We carried out an announced comprehensive inspection at Spa Surgery on 14 July 2015. The overall rating for the practice was good. However; we rated the practice as requires improvement for providing safe care The full comprehensive report on the July 2015 inspection can be found by selecting the ‘all reports’ link for Spa Surgery on our website at www.cqc.org.uk.

This inspection was an announced focused inspection carried out on 1 February 2017 to confirm that the practice had carried out their plan to meet the legal requirements in relation to the issues that we identified in our previous inspection on 14 July 2015. This report covers our findings in relation to those requirements.

The practice has now met the legal requirements in the key question of safe and is now rated as good.

Our key findings were as follows:

  • Risks to patients were assessment and well managed. The practice had implemented Disclosure and Barring Service (DBS) checks for all clinical staff and those acting in the role of a chaperone. Risk assessments were in place for all non-clinical staff to outline why a DBS check had not been conducted.
  • The practice had carried out risk assessments in relation to fire; health and safety and legionella. Actions identified as a result of the assessments had been addressed.
  • We reviewed the staff files of two recently recruited staff members and found appropriate checks had been undertaken.

Professor Steve Field (CBE FRCP FFPH FRCGP) 

Chief Inspector of General Practice

14 July 2015

During a routine inspection

Letter from the Chief Inspector of General Practice

We carried out an announced comprehensive inspection at Spa Practice on 14 July 2015. Overall the practice is rated as good.

Specifically, we found the practice to be good for providing well-led, effective, caring and responsive services. It was also good for providing services for all the population groups. It required improvement for providing safe services.

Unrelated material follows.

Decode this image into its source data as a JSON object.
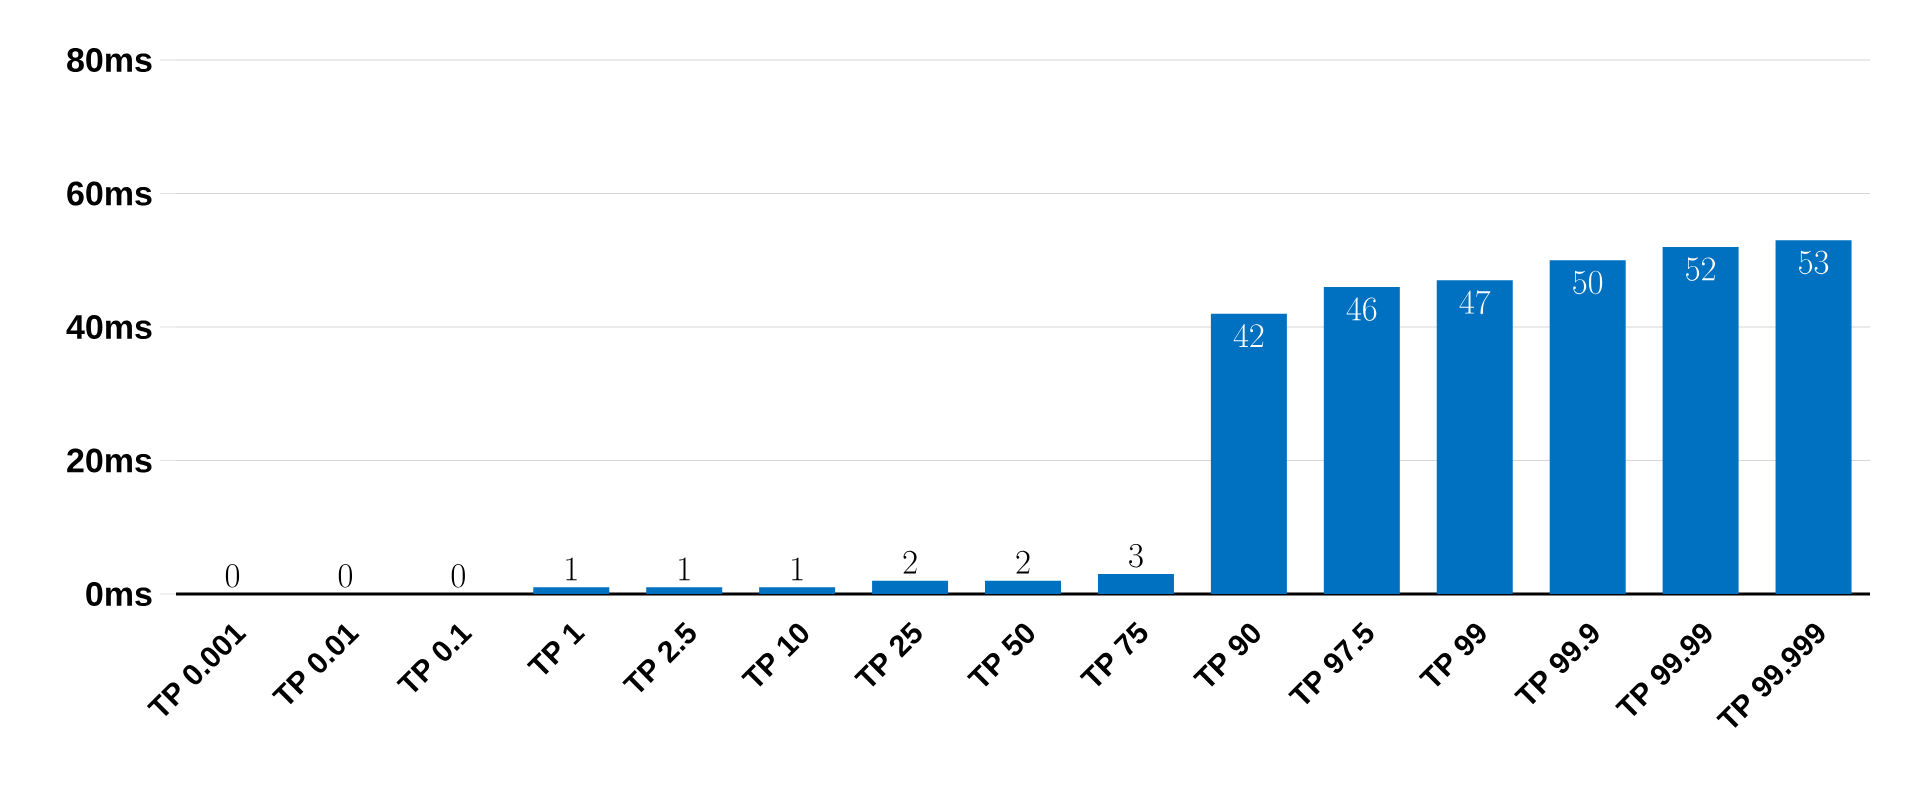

Our key findings across all the areas we inspected were as follows:

  • Staff understood and fulfilled their responsibilities to raise concerns, and to report incidents and near misses.
  • Information about safety was recorded, monitored, appropriately reviewed and addressed.
  • Patients’ needs were assessed and care was planned and delivered following best practice guidance.
  • Staff told us they had received training appropriate to their roles and any further training needs had been identified and planned.
  • Patients said they were treated with compassion, dignity and respect and they were involved in their care and decisions about their treatment.
  • Information about services and how to complain was available and easy to understand.
  • Patients said there was continuity of care, with urgent appointments available the same day.
  • There was a clear leadership structure and staff felt supported by the partnership. The practice proactively sought feedback from staff and patients, which it acted on.
  • Some risks to patients were assessed and managed, with the exception of those relating to recruitment checks and legionella testing

However, there were areas of practice where the provider should make improvements.

  • Ensure recruitment arrangements include all necessary pre-employment checks.
  • Ensure a legionella test is completed and action plan implemented in accordance with the findings.
  • Ensure risk assessments are appropriately documented and recorded and updated as necessary.
  • Keep a record of all training and updates staff attend.
  • Comply with fire safety regulations by performing fire evacuation drills as required.